I can’t really speak to levels 5-7, which apparently can’t be achieved through commercial labs. And EAL1 apparently doesn’t win you the DoD purchasing merit badge, so nobody goes for it. But here’s what I think about EAL’s 2-4:
OS X 10.3.6 (is EAL3+)
BEA WebLogic after BEA-05-107.00 (but before 30 other advisories) (is EAL2+)
BMC Patrol (is EAL 2)
Groove Workspace/Server (is EAL2+)
HP OpenView (EAL2)
DB2 (is EAL4 [it must be unbreakable!])
WebSphere 5.0.2.8 (is EAL2+)
IRIX + 4354, 4451, 4452 (is EAL3. No, not kidding. Irix.)
Windows XP, Server ‘03 (is EAL4+)
Red Hat Linux (is EAL4+)
Windows 2000 Advanced Server SP3 (is EAL4+)
Does an EAL grade correlate with better resilience against modern attacks? It doesn’t seem that way. What it does correlate with is the amount of money you’ll spend with Lockheed or SAIC to purchase a better grade for your product than your competitors have.

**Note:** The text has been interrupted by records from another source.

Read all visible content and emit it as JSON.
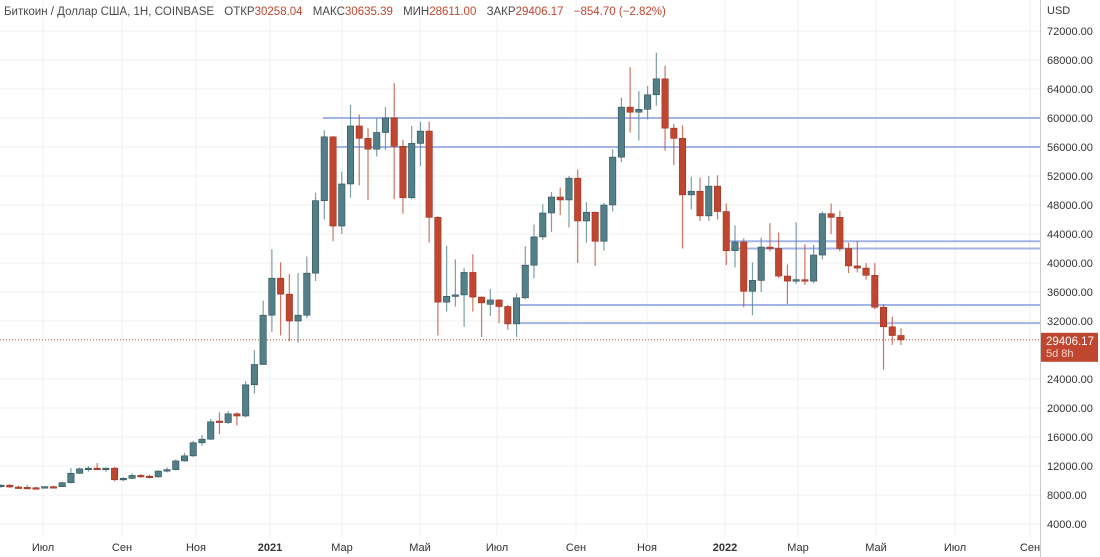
{
  "header": {
    "title": "Биткоин / Доллар США, 1H, COINBASE",
    "open_label": "ОТКР",
    "open": "30258.04",
    "high_label": "МАКС",
    "high": "30635.39",
    "low_label": "МИН",
    "low": "28611.00",
    "close_label": "ЗАКР",
    "close": "29406.17",
    "change": "−854.70 (−2.82%)"
  },
  "price_tag": {
    "price": "29406.17",
    "countdown": "5d 8h"
  },
  "colors": {
    "up": "#537f88",
    "down": "#c0462f",
    "level": "#a3b5e6",
    "price_line": "#c0462f"
  },
  "chart_data": {
    "type": "candlestick",
    "currency_label": "USD",
    "y_ticks": [
      "72000.00",
      "68000.00",
      "64000.00",
      "60000.00",
      "56000.00",
      "52000.00",
      "48000.00",
      "44000.00",
      "40000.00",
      "36000.00",
      "32000.00",
      "24000.00",
      "20000.00",
      "16000.00",
      "12000.00",
      "8000.00",
      "4000.00"
    ],
    "x_labels": [
      "Июл",
      "Сен",
      "Ноя",
      "2021",
      "Мар",
      "Май",
      "Июл",
      "Сен",
      "Ноя",
      "2022",
      "Мар",
      "Май",
      "Июл",
      "Сен"
    ],
    "ylim": [
      4000,
      72000
    ],
    "last_price": 29406.17,
    "levels": [
      60000,
      56000,
      43000,
      42000,
      34200,
      31700
    ],
    "ohlc": [
      [
        9200,
        9500,
        9000,
        9350
      ],
      [
        9350,
        9500,
        9000,
        9100
      ],
      [
        9100,
        9300,
        8900,
        9050
      ],
      [
        9050,
        9400,
        8800,
        9000
      ],
      [
        9000,
        9150,
        8850,
        8950
      ],
      [
        8950,
        9200,
        8900,
        9150
      ],
      [
        9150,
        9300,
        9050,
        9100
      ],
      [
        9150,
        9800,
        9100,
        9700
      ],
      [
        9700,
        11700,
        9600,
        11000
      ],
      [
        11000,
        11800,
        10900,
        11600
      ],
      [
        11600,
        12000,
        11200,
        11700
      ],
      [
        11700,
        12400,
        11500,
        11650
      ],
      [
        11650,
        11800,
        11200,
        11700
      ],
      [
        11700,
        11900,
        9900,
        10100
      ],
      [
        10100,
        10500,
        9900,
        10300
      ],
      [
        10300,
        11000,
        10200,
        10700
      ],
      [
        10700,
        10900,
        10400,
        10600
      ],
      [
        10600,
        10800,
        10300,
        10500
      ],
      [
        10500,
        11400,
        10400,
        11300
      ],
      [
        11300,
        11800,
        11100,
        11500
      ],
      [
        11500,
        12900,
        11400,
        12700
      ],
      [
        12700,
        13800,
        12600,
        13400
      ],
      [
        13400,
        15500,
        13200,
        15200
      ],
      [
        15200,
        16300,
        14800,
        15700
      ],
      [
        15700,
        18500,
        15600,
        18100
      ],
      [
        18200,
        19400,
        16400,
        18000
      ],
      [
        18000,
        19600,
        17800,
        19200
      ],
      [
        19200,
        19400,
        17600,
        18900
      ],
      [
        18900,
        23700,
        18700,
        23200
      ],
      [
        23200,
        28000,
        22000,
        26000
      ],
      [
        26000,
        34800,
        26000,
        32800
      ],
      [
        32800,
        41900,
        30500,
        37900
      ],
      [
        37900,
        40100,
        30000,
        35700
      ],
      [
        35700,
        38500,
        29200,
        32000
      ],
      [
        32000,
        38600,
        29000,
        32800
      ],
      [
        32800,
        40900,
        32400,
        38600
      ],
      [
        38600,
        49700,
        37500,
        48600
      ],
      [
        48600,
        58300,
        46000,
        57400
      ],
      [
        57400,
        57500,
        43000,
        45100
      ],
      [
        45100,
        52600,
        44000,
        50900
      ],
      [
        50900,
        61800,
        49000,
        58900
      ],
      [
        58900,
        60500,
        50700,
        57200
      ],
      [
        57200,
        58600,
        48700,
        55700
      ],
      [
        55700,
        60000,
        54700,
        58000
      ],
      [
        58000,
        61500,
        55600,
        60000
      ],
      [
        60000,
        64800,
        48800,
        56100
      ],
      [
        56100,
        57000,
        46800,
        49000
      ],
      [
        49000,
        58900,
        48800,
        56500
      ],
      [
        56500,
        59500,
        53400,
        58200
      ],
      [
        58200,
        59500,
        42800,
        46300
      ],
      [
        46300,
        46500,
        30000,
        34600
      ],
      [
        34600,
        42400,
        33300,
        35400
      ],
      [
        35400,
        40500,
        34000,
        35600
      ],
      [
        35600,
        39300,
        31200,
        38700
      ],
      [
        38700,
        41200,
        33300,
        35300
      ],
      [
        35300,
        35400,
        29800,
        34500
      ],
      [
        34300,
        36400,
        32700,
        34900
      ],
      [
        34900,
        35000,
        31700,
        34000
      ],
      [
        34000,
        34200,
        30800,
        31600
      ],
      [
        31600,
        35800,
        29800,
        35200
      ],
      [
        35200,
        42300,
        35000,
        39700
      ],
      [
        39700,
        45300,
        37900,
        43600
      ],
      [
        43600,
        48100,
        43200,
        46900
      ],
      [
        46900,
        49800,
        44300,
        49100
      ],
      [
        49100,
        50400,
        46600,
        48700
      ],
      [
        48700,
        52000,
        44900,
        51700
      ],
      [
        51700,
        52900,
        40000,
        45800
      ],
      [
        45800,
        48400,
        42800,
        47000
      ],
      [
        47000,
        47100,
        39600,
        43000
      ],
      [
        43000,
        48300,
        41700,
        48000
      ],
      [
        48000,
        55700,
        47100,
        54600
      ],
      [
        54600,
        62800,
        53900,
        61500
      ],
      [
        61500,
        67000,
        58000,
        60800
      ],
      [
        60800,
        63700,
        56900,
        61200
      ],
      [
        61200,
        64400,
        59800,
        63200
      ],
      [
        63200,
        69000,
        61700,
        65400
      ],
      [
        65400,
        67200,
        55500,
        58600
      ],
      [
        58600,
        59200,
        53500,
        57200
      ],
      [
        57200,
        59000,
        42000,
        49400
      ],
      [
        49400,
        51900,
        47400,
        49900
      ],
      [
        49900,
        51800,
        45800,
        46500
      ],
      [
        46500,
        52000,
        45800,
        50600
      ],
      [
        50600,
        52100,
        46000,
        47100
      ],
      [
        47100,
        48200,
        39700,
        41700
      ],
      [
        41700,
        45200,
        39400,
        42900
      ],
      [
        42900,
        43400,
        33900,
        36100
      ],
      [
        36100,
        40100,
        32800,
        37600
      ],
      [
        37600,
        43500,
        36000,
        42200
      ],
      [
        42200,
        45500,
        41600,
        42000
      ],
      [
        42000,
        44200,
        37900,
        38200
      ],
      [
        38200,
        39800,
        34300,
        37500
      ],
      [
        37500,
        45600,
        37100,
        37700
      ],
      [
        37700,
        42600,
        37000,
        37500
      ],
      [
        37500,
        42500,
        37200,
        41100
      ],
      [
        41100,
        47100,
        40500,
        46800
      ],
      [
        46800,
        48200,
        44000,
        46300
      ],
      [
        46300,
        47200,
        41600,
        42000
      ],
      [
        42000,
        42800,
        38600,
        39600
      ],
      [
        39600,
        43000,
        38700,
        39300
      ],
      [
        39300,
        40000,
        37700,
        38300
      ],
      [
        38300,
        40000,
        33600,
        33900
      ],
      [
        33900,
        34300,
        25300,
        31200
      ],
      [
        31200,
        32600,
        28700,
        30000
      ],
      [
        30000,
        31000,
        28700,
        29400
      ]
    ]
  }
}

My experience with CC certification is, you talk to some consultants. You call up 4 or 5 “CCTLs”. You pick one based on availability and rates. We wound up with SAIC. You get on the phone for 15 minutes with them to discuss what your product does. Then your tech writer goes into a room and transforms your product documentation into the literary equivalent of punch cards. You hand off documentation. You sign a purchase order. Two weeks later, you appear on an “In Process” website that enables your GSA purchases with the DOD to go through.
There may be steps after cutting a check and appearing on that website, but I don’t think anyone cares about them.
Security researchers get obnoxiously cynical about CC certification, and this stuff is why. CC is pretty close to a defining example of the “pay for play” practices that dominate government security work.